Ignoring the obvious questions about why we feel compelled to make our internet lives and real lives one in the same or the public nature of throwing our interpersonal drama out there for mass consumption by other "facebook/fetlife/twitter-Friends" or why we take the internet that seriously or any of that stuff... I have one simple question..

How the fuck do you people even remember everyone that's on your friends list to NOTICE A)when  you've been de-friended, B) by whom you were defriended C) why you care?

I think I know how many friends I have on fetlife ... I honestly haven't the slightest clue how many I have on Facebook or how many followers I have on twitter... but outside of about a dozen people on each service that I actually hang out with or talk to regularly... I wouldn't be able to tell you who de-friended me without an extensive search thru my friends list now as well as my memory to figure out "were we friend? who isn't on this list that I thought should be?" before finally giving up and saying "fuck it, I'm gonna go eat a sandwich instead"...

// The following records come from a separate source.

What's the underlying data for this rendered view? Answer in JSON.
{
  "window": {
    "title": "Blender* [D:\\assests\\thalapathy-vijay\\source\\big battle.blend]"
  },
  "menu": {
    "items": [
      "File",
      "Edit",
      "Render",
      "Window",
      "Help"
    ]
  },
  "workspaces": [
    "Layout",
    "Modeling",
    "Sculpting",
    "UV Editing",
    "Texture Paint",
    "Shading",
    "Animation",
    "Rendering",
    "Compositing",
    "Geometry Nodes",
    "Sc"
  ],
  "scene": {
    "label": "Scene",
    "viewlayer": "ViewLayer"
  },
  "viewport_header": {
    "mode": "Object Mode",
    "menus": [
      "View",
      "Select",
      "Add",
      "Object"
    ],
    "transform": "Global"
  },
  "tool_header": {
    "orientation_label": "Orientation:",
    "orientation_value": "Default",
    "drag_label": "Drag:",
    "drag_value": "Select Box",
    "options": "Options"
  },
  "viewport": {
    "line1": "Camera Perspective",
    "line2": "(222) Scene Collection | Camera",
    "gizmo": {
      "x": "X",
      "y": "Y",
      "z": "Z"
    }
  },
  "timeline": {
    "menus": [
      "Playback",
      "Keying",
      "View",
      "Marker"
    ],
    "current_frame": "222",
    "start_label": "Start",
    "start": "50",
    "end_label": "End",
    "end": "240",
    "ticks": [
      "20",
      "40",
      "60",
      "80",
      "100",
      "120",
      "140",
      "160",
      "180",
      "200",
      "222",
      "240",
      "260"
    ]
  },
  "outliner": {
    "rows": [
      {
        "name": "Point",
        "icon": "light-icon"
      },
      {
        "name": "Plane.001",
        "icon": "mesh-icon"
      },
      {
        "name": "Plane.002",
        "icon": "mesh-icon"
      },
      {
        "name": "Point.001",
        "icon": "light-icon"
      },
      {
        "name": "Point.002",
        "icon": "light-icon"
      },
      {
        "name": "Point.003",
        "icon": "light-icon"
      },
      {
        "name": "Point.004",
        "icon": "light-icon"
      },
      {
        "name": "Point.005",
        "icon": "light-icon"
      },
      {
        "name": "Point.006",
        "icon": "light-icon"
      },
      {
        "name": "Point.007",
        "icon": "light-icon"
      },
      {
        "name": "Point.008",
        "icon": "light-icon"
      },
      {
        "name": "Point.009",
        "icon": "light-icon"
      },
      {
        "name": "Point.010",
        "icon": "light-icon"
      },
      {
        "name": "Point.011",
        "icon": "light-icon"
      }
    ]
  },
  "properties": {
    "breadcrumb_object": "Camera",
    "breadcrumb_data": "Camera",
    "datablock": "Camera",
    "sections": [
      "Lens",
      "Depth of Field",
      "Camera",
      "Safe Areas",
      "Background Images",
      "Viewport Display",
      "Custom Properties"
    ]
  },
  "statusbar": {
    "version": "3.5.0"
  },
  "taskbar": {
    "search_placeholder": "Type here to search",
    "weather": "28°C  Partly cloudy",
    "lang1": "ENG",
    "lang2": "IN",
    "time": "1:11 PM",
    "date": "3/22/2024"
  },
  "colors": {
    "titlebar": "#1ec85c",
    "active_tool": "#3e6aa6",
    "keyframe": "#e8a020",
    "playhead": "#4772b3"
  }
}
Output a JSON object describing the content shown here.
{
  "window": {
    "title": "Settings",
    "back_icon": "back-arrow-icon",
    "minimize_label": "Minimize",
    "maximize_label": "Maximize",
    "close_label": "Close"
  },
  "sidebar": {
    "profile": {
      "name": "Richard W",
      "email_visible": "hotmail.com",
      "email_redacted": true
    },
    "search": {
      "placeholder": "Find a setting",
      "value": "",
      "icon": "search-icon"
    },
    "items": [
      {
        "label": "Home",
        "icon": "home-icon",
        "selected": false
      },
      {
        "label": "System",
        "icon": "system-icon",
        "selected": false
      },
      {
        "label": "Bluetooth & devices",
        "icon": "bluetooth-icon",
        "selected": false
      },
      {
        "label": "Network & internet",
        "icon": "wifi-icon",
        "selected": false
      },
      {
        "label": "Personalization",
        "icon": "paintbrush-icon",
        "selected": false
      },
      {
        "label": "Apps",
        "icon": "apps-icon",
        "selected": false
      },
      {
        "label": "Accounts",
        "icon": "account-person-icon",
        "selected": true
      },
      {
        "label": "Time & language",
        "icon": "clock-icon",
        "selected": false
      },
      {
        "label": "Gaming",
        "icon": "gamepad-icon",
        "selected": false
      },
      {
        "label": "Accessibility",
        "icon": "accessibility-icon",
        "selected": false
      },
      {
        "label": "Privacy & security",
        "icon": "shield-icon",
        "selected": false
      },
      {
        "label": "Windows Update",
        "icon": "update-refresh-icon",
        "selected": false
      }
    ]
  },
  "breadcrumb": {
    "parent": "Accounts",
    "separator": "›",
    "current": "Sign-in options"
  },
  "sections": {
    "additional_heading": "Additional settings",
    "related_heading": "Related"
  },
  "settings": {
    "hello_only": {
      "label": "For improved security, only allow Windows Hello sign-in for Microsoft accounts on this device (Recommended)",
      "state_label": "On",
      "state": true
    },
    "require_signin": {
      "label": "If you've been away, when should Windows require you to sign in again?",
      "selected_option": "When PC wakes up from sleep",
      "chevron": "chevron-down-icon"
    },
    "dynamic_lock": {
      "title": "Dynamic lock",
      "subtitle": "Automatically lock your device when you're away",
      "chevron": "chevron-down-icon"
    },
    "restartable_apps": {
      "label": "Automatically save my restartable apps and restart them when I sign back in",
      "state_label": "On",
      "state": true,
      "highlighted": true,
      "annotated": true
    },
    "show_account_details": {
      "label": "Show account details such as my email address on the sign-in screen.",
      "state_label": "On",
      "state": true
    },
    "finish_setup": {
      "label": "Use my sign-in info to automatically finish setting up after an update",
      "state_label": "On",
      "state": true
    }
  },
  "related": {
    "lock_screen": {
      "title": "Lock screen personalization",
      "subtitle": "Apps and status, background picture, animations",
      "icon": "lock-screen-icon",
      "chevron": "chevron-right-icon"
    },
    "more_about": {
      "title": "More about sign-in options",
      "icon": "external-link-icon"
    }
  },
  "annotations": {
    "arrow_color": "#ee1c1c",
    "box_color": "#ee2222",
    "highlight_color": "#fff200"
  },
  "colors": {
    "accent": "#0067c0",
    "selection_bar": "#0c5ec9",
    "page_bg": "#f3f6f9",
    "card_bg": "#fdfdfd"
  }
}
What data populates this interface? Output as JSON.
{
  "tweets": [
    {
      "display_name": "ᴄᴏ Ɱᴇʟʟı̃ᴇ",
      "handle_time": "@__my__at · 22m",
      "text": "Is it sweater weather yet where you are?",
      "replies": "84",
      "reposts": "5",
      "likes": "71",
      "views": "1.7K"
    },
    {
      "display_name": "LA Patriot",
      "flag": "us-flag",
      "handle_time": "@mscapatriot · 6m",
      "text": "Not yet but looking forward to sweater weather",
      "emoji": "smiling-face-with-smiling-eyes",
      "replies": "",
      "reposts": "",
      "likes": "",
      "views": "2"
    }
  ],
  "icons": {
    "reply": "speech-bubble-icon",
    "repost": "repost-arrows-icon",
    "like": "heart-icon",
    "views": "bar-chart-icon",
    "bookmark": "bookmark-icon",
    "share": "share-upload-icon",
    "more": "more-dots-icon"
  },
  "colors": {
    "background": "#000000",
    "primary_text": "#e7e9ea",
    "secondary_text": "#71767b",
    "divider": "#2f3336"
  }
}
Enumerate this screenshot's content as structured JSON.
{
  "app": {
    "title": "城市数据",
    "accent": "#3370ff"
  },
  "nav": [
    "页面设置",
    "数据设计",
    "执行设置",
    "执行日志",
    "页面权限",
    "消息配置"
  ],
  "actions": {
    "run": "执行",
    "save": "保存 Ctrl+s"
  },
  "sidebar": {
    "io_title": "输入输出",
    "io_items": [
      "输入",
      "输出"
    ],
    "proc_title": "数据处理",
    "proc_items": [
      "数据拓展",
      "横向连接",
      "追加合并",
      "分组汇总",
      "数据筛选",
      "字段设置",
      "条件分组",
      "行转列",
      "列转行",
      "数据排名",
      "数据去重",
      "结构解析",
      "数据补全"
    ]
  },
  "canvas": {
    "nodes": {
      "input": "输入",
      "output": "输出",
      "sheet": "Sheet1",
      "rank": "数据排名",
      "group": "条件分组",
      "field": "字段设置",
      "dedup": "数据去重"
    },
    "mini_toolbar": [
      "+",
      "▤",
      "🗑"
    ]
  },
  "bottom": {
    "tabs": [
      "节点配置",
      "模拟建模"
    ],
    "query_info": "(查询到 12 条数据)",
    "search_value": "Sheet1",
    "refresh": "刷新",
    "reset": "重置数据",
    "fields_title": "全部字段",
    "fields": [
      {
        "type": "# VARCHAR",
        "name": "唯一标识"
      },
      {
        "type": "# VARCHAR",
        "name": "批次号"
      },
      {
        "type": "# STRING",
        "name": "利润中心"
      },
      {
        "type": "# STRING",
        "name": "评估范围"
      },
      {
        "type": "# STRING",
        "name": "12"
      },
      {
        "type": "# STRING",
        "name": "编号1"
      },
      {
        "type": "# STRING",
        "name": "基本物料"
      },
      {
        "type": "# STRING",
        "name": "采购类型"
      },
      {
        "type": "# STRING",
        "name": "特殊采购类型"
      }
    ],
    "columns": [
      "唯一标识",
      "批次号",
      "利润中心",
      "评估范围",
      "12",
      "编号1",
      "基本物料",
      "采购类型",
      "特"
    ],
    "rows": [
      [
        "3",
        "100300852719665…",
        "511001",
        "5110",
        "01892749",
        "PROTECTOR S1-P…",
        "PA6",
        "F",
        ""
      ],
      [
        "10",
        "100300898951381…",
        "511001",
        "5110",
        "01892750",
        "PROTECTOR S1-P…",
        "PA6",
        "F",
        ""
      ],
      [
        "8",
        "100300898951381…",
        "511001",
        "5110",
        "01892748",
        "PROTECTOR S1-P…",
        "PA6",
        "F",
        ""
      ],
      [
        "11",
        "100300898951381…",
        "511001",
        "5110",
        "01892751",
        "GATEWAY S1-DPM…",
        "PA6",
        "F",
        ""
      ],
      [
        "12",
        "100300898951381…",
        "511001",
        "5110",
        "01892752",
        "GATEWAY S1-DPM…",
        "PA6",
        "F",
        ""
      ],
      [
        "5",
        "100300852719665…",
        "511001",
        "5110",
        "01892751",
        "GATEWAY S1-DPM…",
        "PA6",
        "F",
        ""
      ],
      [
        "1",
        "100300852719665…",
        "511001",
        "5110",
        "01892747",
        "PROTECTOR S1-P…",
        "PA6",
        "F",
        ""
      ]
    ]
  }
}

Maybe it's because I border on narcissism and and sociopathy, or maybe it's because I have a bad memory or maybe it's because, outside of the occasional party or random chance, I don't talk to or see them and it's an "out of sight, out of mind" situation... or maybe it's beacuse I haven't seen a large number of them since highschool and really really just don't care... but outside of about a dozen or so people on each of my Friends Lists, I probably couldn't name 30% of them off the top of my head.

So seriously... am I just (honestly, surprisingly) not that into my social media enough? or do other people just REALLY spend the time to remember who their social-media friends are? Cause it's not like my Friends Lists are terribly extensive... I have less than 100 on Fetlife, less than 200 on Facebook, and less than 50 followers on Twitter (I actually had to stop typing this and look all those up just now to know... though I do regularly delete follow-bots on Twitter and only recently made my twats public... so that might have something to do with it)... but I guarantee that, outside of a dozen or so on each... I probably wouldn't notice if I lost a couple and definitely wouldn't know who the fuck it was that I DID lose.